Миг спустя мягким, кошачьим движением Жокей выудил из внутреннего кармана плаща большой наган и, не целясь, выстрелил в экран игрального аппарата. Ошарашенные дети, не сообразившие, впрочем, в чем дело, отхлынули к родительскому столу. Тесня и толкая детей, родители бросились к двери и вывалились на улицу, к поджидавшему их там Вадиму Соловьеву со сведенными кулаками. Более всего Вадиму хотелось дать по шее толстячку, только сейчас взявшемуся кричать и плакать.
— Бежим! — приказал Володя Бромберг, и вся стайка переместилась на угол квартала.
— Может, полицию вызвать? — предложил Вадим.
— Не надо! — решительно воспротивился Володя Бромберг. — Это здесь не принято. Сами пусть разбираются.
Они и разбирались: двое плечистых молодых людей с круглыми черными глазами, неизвестно откуда взявшиеся, стукнули Жокея короткой кожаной палкой по голове и потащили его из зала кафе в подвал. А в Итальянском квартале никто не реагировал ни на стрельбу, ни на насилие, учиненное над Жокеем.

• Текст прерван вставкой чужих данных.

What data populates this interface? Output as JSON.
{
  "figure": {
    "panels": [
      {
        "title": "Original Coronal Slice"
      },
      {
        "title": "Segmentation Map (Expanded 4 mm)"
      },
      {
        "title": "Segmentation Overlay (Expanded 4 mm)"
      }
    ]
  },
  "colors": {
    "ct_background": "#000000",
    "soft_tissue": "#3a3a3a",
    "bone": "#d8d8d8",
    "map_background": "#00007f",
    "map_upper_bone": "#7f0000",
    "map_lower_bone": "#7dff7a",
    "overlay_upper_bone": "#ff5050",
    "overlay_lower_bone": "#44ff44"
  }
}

После этого случая Вадим Соловьев потерял охоту бродить по Нью-Йорку, наблюдая жизнь этого города.
На Брайтон-бич он попал лишь за полчаса до начала своего вечера. Володя Бромберг провез его по набережной, мимо магазинов под русскими вывесками, мимо русских киосков и ресторанов, мимо горстки пожилых одесситов, танцующих прямо на мостовой танго под патефон. Вадим подивился такому проявлению веселья, но тут же забыл о нем. Он волновался, нервничал: как пройдет вечер, как будут слушать? Рассказ он выбрал непростой, с горчинкой — о московской девчонке, работающей посудомойкой в кафе «Синяя птица» и безответно влюбленной в ослепительного трубача из оркестра. Так вот, этот трубач, женатый человек, не имеющий, однако же, постоянной привязанности, крадет деньги из кассы кафе. Ему грозит тюрьма. И тогда посудомойка — девушка в изначальном понимании этого слова — пересыпает за стопочку мелких купюр с отвратительным и старым гардеробщиком кафе, а потом всю ночь до утра занимается проституцией то в такси, то в подъездах. К утру, растерзанная, еле живая, она приносит деньги трубачу. А трубач к этому времени уже не нуждается ни в каких деньгах — он выплакал у нелюбимой жены цигейковую шубу для продажи и, не разобравшись в чем дело, просто-напросто выталкивает посудомойку за дверь… В рассказе Вадим вкусно написал посудомойку и ее несчастную ночь, а трубач получился, пожалуй, слишком ослепительным. Впрочем, и трубач, и посудомойка были лишь фоном, а речь шла об идиотизме нравственного подвига. К обсуждению этой темы Вадим Соловьев и хотел свести разговор с читателями.
Прочитав на двери магазина писаный от руки плакат «Встреча с писателем Вадимом Соловьевым», Вадим еще более разнервничался. Ах, как жаль, что старик Лир не поехал с ним сюда, отказался под каким-то пустячным предлогом! Ничего у него не болело более, чем обычно, — просто он боялся, что Вадима ждет провал, и не желал присутствовать при нем. А Вадим, напротив, был уверен, что тема идиотизма нравственного подвига близка вчерашним русским людям, тем более евреям. Над этой темой надо думать, рассматривать ее и так, и эдак, поворачивать разными гранями к свету.